4.3 Open questions (RQ3)
In the earlier years of research in model differencing and merging, there was a clear need for general algorithms that did not rely on static identifiers [3, 8]. Our findings confirmed that this is no longer the case, as there are numerous algorithms that focus only on generality and do not rely on static identifiers (16 that we found, see Sect. 4.1.2 for details).RQ3: What are the main open questions related to the field of model matching?
- Relatively low industrial appliance Low tool adoption of existing algorithms. Most algorithms have a working prototype, although industrial applications are rare.
- Inadequate change visualization Although loosely related to the field of model matching, difference and conflict visualization is not adequate enough, the concrete syntax of the model should more often be used for this purpose.
- Intention-aware model versioning Intention-aware model versioning is a possible future research direction where the result of a model merge is based on the intentions of the developers committing the changes.
- Semantic model matching Semantic model matching is a relatively new research direction with multiple problems: algorithmic complexity, difference representation, and integration with syntactic matching.

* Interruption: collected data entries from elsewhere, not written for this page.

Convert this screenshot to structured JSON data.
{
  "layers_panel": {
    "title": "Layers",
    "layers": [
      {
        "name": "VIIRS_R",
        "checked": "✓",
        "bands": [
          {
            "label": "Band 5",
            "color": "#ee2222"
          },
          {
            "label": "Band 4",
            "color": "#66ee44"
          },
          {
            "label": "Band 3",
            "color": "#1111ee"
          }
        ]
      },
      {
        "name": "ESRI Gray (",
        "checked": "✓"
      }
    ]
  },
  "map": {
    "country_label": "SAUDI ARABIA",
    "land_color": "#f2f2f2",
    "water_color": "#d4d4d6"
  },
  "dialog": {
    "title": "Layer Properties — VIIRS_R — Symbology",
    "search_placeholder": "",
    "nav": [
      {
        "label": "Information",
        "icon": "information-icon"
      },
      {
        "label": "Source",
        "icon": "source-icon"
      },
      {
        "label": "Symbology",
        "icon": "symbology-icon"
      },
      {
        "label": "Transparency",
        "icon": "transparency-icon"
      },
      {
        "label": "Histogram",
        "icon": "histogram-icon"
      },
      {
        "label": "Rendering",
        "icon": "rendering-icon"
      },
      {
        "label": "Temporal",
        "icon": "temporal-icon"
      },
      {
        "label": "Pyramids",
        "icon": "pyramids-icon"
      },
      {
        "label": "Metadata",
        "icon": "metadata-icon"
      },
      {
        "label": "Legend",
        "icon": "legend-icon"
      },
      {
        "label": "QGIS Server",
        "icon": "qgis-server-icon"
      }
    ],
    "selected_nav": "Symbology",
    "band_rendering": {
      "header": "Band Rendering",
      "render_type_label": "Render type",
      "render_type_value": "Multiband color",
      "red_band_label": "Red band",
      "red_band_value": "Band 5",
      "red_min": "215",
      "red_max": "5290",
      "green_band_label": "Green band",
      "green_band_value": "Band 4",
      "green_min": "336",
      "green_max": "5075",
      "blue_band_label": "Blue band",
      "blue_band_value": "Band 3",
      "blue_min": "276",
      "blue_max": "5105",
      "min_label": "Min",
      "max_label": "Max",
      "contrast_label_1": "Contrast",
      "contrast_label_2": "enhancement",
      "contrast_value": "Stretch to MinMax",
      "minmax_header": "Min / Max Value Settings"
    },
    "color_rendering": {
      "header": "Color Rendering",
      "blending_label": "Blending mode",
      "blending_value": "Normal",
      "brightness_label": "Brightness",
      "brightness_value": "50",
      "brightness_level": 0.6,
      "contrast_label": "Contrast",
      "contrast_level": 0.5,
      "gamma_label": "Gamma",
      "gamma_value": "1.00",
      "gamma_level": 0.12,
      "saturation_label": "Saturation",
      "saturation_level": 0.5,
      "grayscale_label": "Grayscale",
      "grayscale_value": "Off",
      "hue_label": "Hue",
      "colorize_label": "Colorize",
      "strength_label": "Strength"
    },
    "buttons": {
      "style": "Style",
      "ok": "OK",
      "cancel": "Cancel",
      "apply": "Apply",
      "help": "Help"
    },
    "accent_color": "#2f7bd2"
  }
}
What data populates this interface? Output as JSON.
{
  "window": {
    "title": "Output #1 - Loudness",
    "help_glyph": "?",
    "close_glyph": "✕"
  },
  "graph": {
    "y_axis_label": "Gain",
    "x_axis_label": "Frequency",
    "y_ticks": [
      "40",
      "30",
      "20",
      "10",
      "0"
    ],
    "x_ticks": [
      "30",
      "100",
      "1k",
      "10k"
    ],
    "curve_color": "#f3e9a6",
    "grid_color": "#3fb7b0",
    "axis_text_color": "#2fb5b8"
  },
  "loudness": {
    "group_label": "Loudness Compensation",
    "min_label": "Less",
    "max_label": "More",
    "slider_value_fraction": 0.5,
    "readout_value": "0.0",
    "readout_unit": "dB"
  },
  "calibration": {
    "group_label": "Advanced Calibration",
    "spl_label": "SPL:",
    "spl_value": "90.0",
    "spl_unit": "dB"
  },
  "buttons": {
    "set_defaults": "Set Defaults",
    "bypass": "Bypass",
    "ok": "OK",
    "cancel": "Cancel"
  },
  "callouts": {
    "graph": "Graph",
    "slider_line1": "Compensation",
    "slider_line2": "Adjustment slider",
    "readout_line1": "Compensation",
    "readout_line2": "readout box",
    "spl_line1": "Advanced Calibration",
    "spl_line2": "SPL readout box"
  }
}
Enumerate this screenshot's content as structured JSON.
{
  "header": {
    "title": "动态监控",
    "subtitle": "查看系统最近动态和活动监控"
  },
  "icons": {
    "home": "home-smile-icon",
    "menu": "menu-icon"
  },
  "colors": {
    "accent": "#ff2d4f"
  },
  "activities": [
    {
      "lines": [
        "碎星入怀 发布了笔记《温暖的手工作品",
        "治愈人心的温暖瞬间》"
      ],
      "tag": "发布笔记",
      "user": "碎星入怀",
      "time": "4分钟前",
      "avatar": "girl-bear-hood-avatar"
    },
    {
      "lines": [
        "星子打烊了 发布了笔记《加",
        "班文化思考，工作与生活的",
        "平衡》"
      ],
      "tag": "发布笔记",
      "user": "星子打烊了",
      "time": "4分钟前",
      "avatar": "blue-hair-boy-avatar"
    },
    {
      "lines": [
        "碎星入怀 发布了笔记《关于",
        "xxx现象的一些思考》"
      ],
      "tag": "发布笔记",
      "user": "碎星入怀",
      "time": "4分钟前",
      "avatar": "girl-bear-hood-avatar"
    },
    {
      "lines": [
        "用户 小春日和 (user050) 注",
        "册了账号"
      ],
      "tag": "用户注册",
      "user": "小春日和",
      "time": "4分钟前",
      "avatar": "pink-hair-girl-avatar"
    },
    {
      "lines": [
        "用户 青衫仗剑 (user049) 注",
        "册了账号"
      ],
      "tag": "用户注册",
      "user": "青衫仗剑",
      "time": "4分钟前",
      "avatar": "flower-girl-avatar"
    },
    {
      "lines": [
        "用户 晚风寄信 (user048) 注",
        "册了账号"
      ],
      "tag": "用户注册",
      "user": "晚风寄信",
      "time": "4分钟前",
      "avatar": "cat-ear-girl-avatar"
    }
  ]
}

- Lack of benchmarking datasets Benchmarking datasets are uncommon and are usually technology dependent. Automatically generated and technology-independent datasets are needed in order to more objectively evaluate algorithms.
- Large-scale model matching Large-scale model matching needs more research. The trade-off between performance and accuracy also merits further research.
- General algorithms for behavioral models? General model matching algorithms do not seem to perform well regarding accuracy, as behavioral models seem to rely too heavily on semantics. Can more general algorithms be developed for behavioral models?
- Further analysis of text-based algorithms The investigation of the differences between text-based and graph-based algorithms, and identifying and quantifying the aspects that they differ in merits further research. This also includes the analysis of the correlation between the configuration cost and accuracy/generality of the text-based algorithm discussed in Sect. 4.1.1.
4.4 Interest in model matching (RQ4)
Figure 9 illustrates every included primary study per year, from the earliest published paper (2001) to the latest one (2018). We can see that the apex of research related to model matching was between 2007 (16 studies) and 2009 (20 studies). From then, a steady decline in the frequency of published papers can be observed. Nevertheless, we believe that the open questions and challenges we identified in this survey are still relevant and merit further research.RQ4: How has interest in model matching developed over time?